By balancing innovation with stability, the DataFusion community aims to maintain its rapid velocity of improvements while making it easier for users and contributors to keep pace.
Next Level Quality: Bashing Pesky Bugs
As DataFusion matures, users tend to:
- Expect more concerning the breadth and depth of functionality (e.g., SQL and type support)
- Run increasingly complicated queries
These trends naturally expose feature gaps and bugs. For example, given that InfluxDB 3 executes tens of millions of DataFusion plans per day on InfluxData production systems, we find occasional and increasingly esoteric issues that we report and help fix.
This “hardening” phase is a natural step for any successful software on its path to maturity and widespread adoption. While fixing these bugs can be tedious, it is a straightforward task requiring focused engineering effort. I am confident in our community’s ability to drive up the quality level.
DataFusion already benefits from extensive test coverage, and I predict we will see additional focus on automated industrial testing. Examples include Bruce Ritchie’s work on running DataFusion on the SQLite test corpus and Yongting You’s efforts to run SQLancer on Datafusion. InfluxData plans to contribute significantly to this area as well, and I hope other companies using DataFusion will do the same.
Pushing the Limits of Performance
One of DataFusion’s core principles is world-class performance: applications built on DataFusion can focus mostly on their specific features and take advantage of DataFusion’s performance (like LLVM, my favorite, though very geeky, analogy).
DataFusion already has optimized most “low-hanging fruit,” so continued performance improvements require careful and focused engineering. We continue to see performance projects such as vectorized group keys and improved pruning, but the quality bar gets higher. We will need continued, ongoing help from the community to find, implement, evaluate, and verify these improvements.
I am particularly excited about the possibility of working with academic groups—there is a wealth of talent and focused time for low-level performance optimization among PhD students. Additional collaboration can accelerate the adoption of students’ work into real-world systems and make DataFusion faster, and I am excited to help make it happen.
The year ahead
2025 will be very exciting as more DataFusion-based systems hit the market, solidifying its place as a foundational building block for analytic and data platforms. The future of the data stack is composable, and DataFusion will be one key component. While challenges are inevitable, the community (and I) will focus on driving it forward as fast as possible while maintaining a stable foundation, leading to a thriving ecosystem.
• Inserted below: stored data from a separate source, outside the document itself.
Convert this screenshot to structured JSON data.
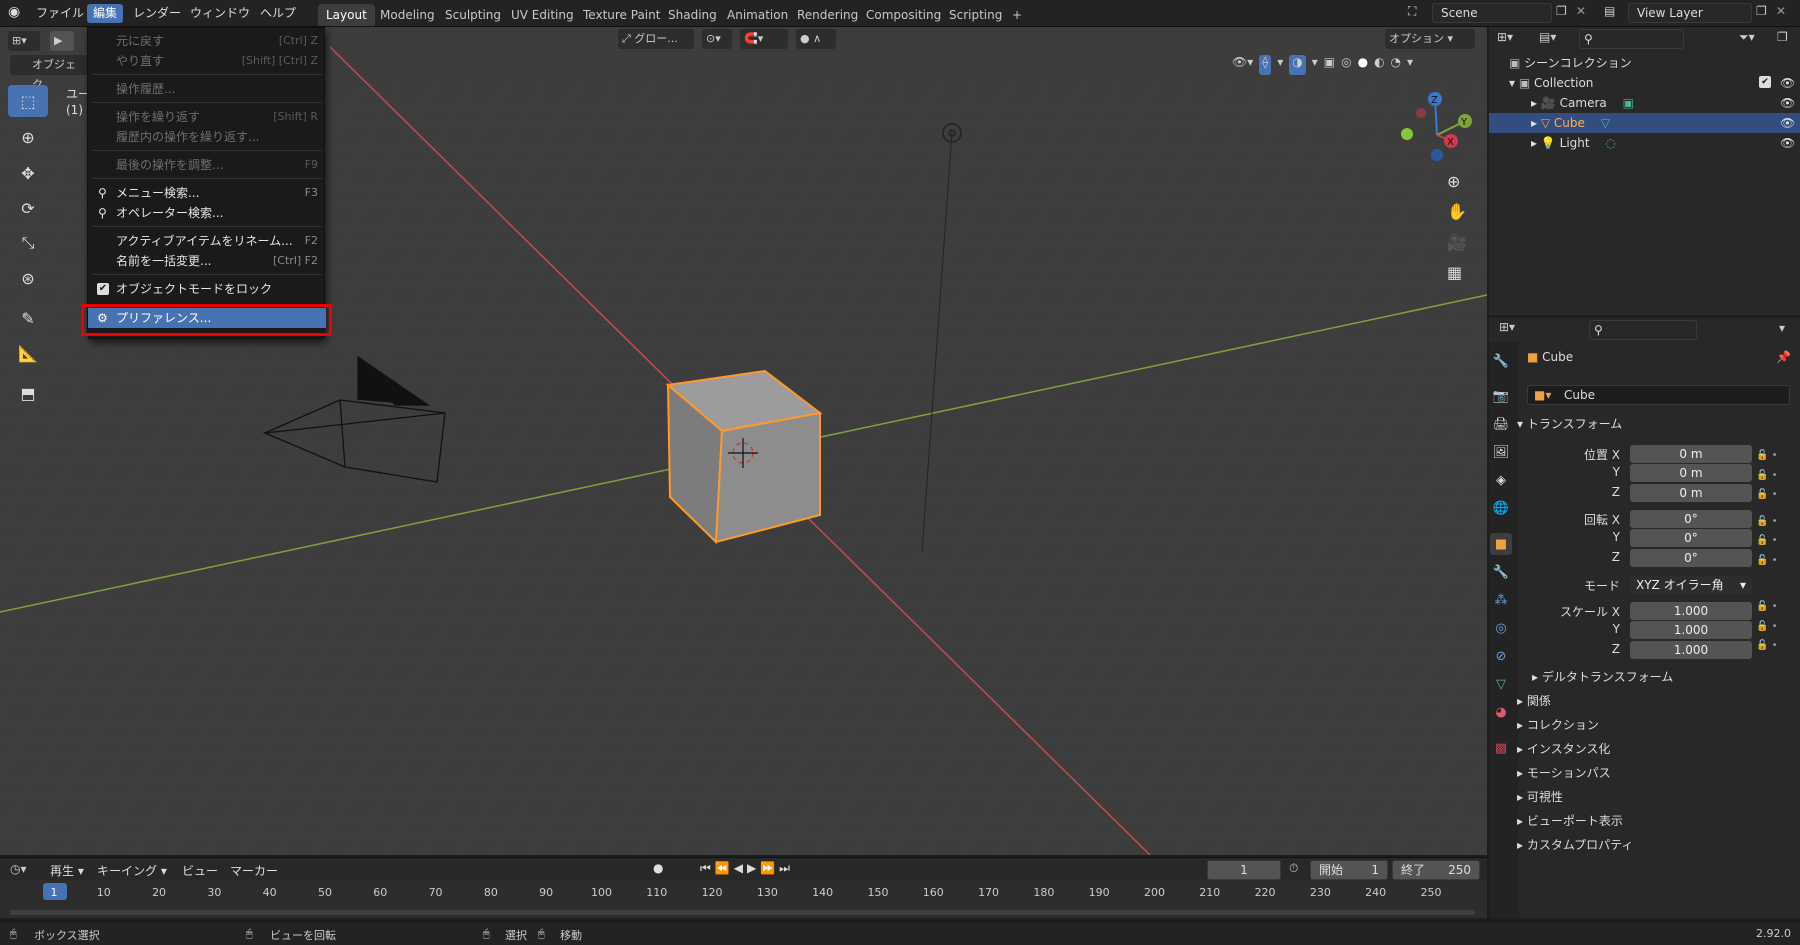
{
  "topbar": {
    "menus": [
      "ファイル",
      "編集",
      "レンダー",
      "ウィンドウ",
      "ヘルプ"
    ],
    "workspaces": [
      "Layout",
      "Modeling",
      "Sculpting",
      "UV Editing",
      "Texture Paint",
      "Shading",
      "Animation",
      "Rendering",
      "Compositing",
      "Scripting",
      "+"
    ],
    "scene": "Scene",
    "view_layer": "View Layer"
  },
  "viewport": {
    "mode_label": "オブジェク",
    "info1": "ユー",
    "info2": "(1) C",
    "orientation": "グロー...",
    "options": "オプション"
  },
  "edit_menu": {
    "items": [
      {
        "label": "元に戻す",
        "shortcut": "[Ctrl] Z",
        "disabled": true
      },
      {
        "label": "やり直す",
        "shortcut": "[Shift] [Ctrl] Z",
        "disabled": true
      },
      {
        "label": "操作履歴...",
        "shortcut": "",
        "disabled": true
      },
      {
        "label": "操作を繰り返す",
        "shortcut": "[Shift] R",
        "disabled": true
      },
      {
        "label": "履歴内の操作を繰り返す...",
        "shortcut": "",
        "disabled": true
      },
      {
        "label": "最後の操作を調整...",
        "shortcut": "F9",
        "disabled": true
      },
      {
        "label": "メニュー検索...",
        "shortcut": "F3",
        "disabled": false
      },
      {
        "label": "オペレーター検索...",
        "shortcut": "",
        "disabled": false
      },
      {
        "label": "アクティブアイテムをリネーム...",
        "shortcut": "F2",
        "disabled": false
      },
      {
        "label": "名前を一括変更...",
        "shortcut": "[Ctrl] F2",
        "disabled": false
      },
      {
        "label": "オブジェクトモードをロック",
        "shortcut": "",
        "disabled": false
      },
      {
        "label": "プリファレンス...",
        "shortcut": "",
        "disabled": false
      }
    ]
  },
  "outliner": {
    "root": "シーンコレクション",
    "collection": "Collection",
    "objects": [
      "Camera",
      "Cube",
      "Light"
    ]
  },
  "properties": {
    "object_name": "Cube",
    "data_name": "Cube",
    "transform_title": "トランスフォーム",
    "loc_label_x": "位置 X",
    "y": "Y",
    "z": "Z",
    "rot_label_x": "回転 X",
    "scale_label_x": "スケール X",
    "mode_label": "モード",
    "mode_value": "XYZ オイラー角",
    "loc": [
      "0 m",
      "0 m",
      "0 m"
    ],
    "rot": [
      "0°",
      "0°",
      "0°"
    ],
    "scale": [
      "1.000",
      "1.000",
      "1.000"
    ],
    "delta": "デルタトランスフォーム",
    "panels": [
      "関係",
      "コレクション",
      "インスタンス化",
      "モーションパス",
      "可視性",
      "ビューポート表示",
      "カスタムプロパティ"
    ]
  },
  "timeline": {
    "menus": [
      "再生",
      "キーイング",
      "ビュー",
      "マーカー"
    ],
    "current": "1",
    "start_label": "開始",
    "start": "1",
    "end_label": "終了",
    "end": "250",
    "ticks": [
      "1",
      "10",
      "20",
      "30",
      "40",
      "50",
      "60",
      "70",
      "80",
      "90",
      "100",
      "110",
      "120",
      "130",
      "140",
      "150",
      "160",
      "170",
      "180",
      "190",
      "200",
      "210",
      "220",
      "230",
      "240",
      "250"
    ]
  },
  "statusbar": {
    "box_select": "ボックス選択",
    "rotate_view": "ビューを回転",
    "select": "選択",
    "move": "移動",
    "version": "2.92.0"
  },
  "colors": {
    "accent": "#4772b3",
    "highlight_box": "#e00000",
    "selection_outline": "#ff9a2a"
  }
}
I’ll close with my usual appeal (aka 🎣 attempt): DataFusion is an open source project driven by open contributions. We welcome and encourage contributions from everyone. Review capacity remains our most limited, but impactful resource, and I encourage companies and individuals to dedicate time reviewing code, testing proposals, and helping maintain the project.
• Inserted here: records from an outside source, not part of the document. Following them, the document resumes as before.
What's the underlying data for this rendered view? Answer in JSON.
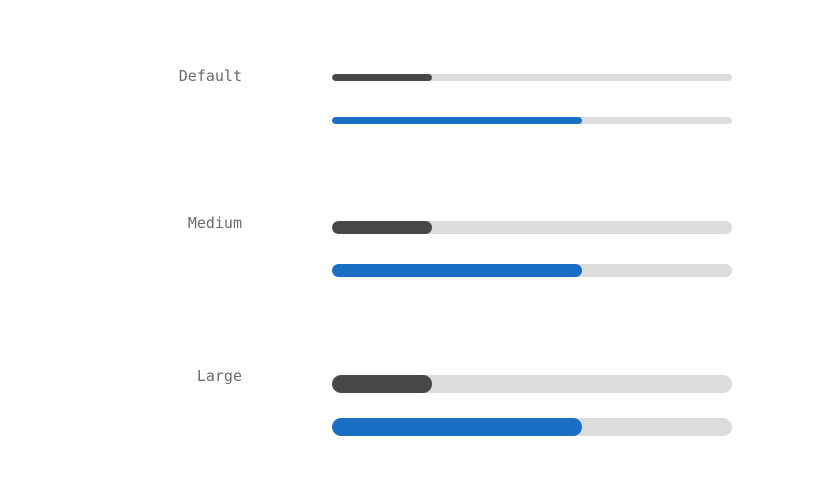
{
  "colors": {
    "track": "#dcdcdc",
    "neutral_fill": "#474747",
    "accent_fill": "#1a6fc4",
    "label_text": "#6b6b6b",
    "background": "#ffffff"
  },
  "sizes": [
    {
      "label": "Default",
      "bars": [
        {
          "variant": "neutral",
          "progress": 0.25
        },
        {
          "variant": "accent",
          "progress": 0.625
        }
      ]
    },
    {
      "label": "Medium",
      "bars": [
        {
          "variant": "neutral",
          "progress": 0.25
        },
        {
          "variant": "accent",
          "progress": 0.625
        }
      ]
    },
    {
      "label": "Large",
      "bars": [
        {
          "variant": "neutral",
          "progress": 0.25
        },
        {
          "variant": "accent",
          "progress": 0.625
        }
      ]
    }
  ]
}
Finally, I want to express my gratitude to InfluxData. It was InfluxData’s vision and early recognition of DataFusion’s potential that introduced me to the project and supported my contributions over the past 4.5 years. This has allowed me to engage deeply—reviewing countless PRs, contributing more features (both directly and indirectly related to InfluxDB 3), writing many blog posts, traveling for meetups, and supporting my role as the project’s PMC.
2025 will be a pivotal year for DataFusion, and I look forward to seeing the innovation this community will drive.
[1] The numbers on those lists seem modest, but they only include people who have written publicly about their use. I know of many internal projects/data systems not listed that also use DataFusion.
[2] I am a database internals developer, after all. How cool is that!!